Question soumise le 8 octobre 2019

Mme Sonia Krimi attire l'attention de Mme la ministre des armées sur l'interprétation du cadre juridique relatifs au calcul de l'allocation spécifique de cession d'activité au titre de l'exposition à l'amiante dans les entreprises antérieurement rattachées au ministère de la défense. En l'état actuel du droit, les agents de la fonction publique ont droit au versement d'une allocation spécifique de cessation anticipée d'activité au titre de l'exposition à l'amiante au cours de leur carrière. Le décret n° 2018-123 du 30 mai 2018 dispose que la rémunération de référence pour le calcul l'allocation sus visée est définie en fonction du montant moyen des rémunérations brutes des douze derniers mois résultant de la reconstitution de carrière et tenant compte notamment des « primes et indemnité ». En outre, la pension de retraite versée à l'issue de la période de cessation anticipée « tient compte » de la rémunération de référence ainsi déterminée.

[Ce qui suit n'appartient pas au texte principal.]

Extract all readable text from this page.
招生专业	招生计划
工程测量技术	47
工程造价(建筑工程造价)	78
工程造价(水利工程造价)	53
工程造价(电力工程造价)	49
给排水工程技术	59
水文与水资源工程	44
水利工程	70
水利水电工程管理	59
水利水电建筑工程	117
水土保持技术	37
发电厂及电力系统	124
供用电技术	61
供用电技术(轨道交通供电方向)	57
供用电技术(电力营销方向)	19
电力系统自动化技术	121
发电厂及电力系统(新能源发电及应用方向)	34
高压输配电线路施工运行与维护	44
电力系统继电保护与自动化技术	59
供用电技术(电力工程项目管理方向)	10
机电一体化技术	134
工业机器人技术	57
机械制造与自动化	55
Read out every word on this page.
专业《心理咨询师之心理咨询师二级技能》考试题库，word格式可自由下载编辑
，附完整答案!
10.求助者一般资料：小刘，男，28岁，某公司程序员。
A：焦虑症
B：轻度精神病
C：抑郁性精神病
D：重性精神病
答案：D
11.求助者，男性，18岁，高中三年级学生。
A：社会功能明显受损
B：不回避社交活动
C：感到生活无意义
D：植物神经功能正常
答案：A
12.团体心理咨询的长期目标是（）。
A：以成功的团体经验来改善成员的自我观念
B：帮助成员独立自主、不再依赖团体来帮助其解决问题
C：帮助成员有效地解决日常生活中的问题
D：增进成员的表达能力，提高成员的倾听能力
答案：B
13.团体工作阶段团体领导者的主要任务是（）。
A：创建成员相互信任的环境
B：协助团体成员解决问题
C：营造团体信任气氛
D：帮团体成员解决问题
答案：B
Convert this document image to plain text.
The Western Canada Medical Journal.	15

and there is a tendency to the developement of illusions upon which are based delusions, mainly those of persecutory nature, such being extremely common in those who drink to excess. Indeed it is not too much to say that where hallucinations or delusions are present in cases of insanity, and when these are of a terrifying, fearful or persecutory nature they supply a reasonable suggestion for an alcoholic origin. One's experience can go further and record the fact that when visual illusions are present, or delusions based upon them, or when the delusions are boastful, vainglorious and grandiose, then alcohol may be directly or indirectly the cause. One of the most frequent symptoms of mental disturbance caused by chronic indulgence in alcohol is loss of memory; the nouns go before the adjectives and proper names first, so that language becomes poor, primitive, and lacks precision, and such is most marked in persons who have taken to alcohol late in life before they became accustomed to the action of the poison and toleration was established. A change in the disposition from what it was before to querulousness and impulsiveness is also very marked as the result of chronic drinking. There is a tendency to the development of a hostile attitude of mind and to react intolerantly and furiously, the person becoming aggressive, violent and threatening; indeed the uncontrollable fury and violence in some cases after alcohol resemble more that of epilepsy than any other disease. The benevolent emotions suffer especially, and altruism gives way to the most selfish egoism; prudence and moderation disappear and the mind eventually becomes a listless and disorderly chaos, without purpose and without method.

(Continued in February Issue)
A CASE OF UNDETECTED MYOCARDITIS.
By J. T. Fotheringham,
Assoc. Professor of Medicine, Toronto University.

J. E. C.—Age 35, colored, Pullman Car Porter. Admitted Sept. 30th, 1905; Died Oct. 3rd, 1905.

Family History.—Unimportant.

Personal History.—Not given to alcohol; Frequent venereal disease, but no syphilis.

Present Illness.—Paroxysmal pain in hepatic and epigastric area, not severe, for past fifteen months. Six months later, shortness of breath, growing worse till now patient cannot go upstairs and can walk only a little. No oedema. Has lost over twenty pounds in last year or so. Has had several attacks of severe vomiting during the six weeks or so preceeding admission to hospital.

Au regard de ce cadre réglementaire, elle l'interroge sur l'interprétation des dispositions de la circulaire DGA N°001D18026235/ARM/SGA/DRH-MD relative au calcul des droits à pension des agents en fonction dans l'entreprise Naval Group et faisant valoir leur droit au départ anticipé. Elle l'interroge en particulier sur la conformité de l'exclusion des primes de l'assiette de la rémunération de référence prise en compte pour définir le montant de la pension de retraite.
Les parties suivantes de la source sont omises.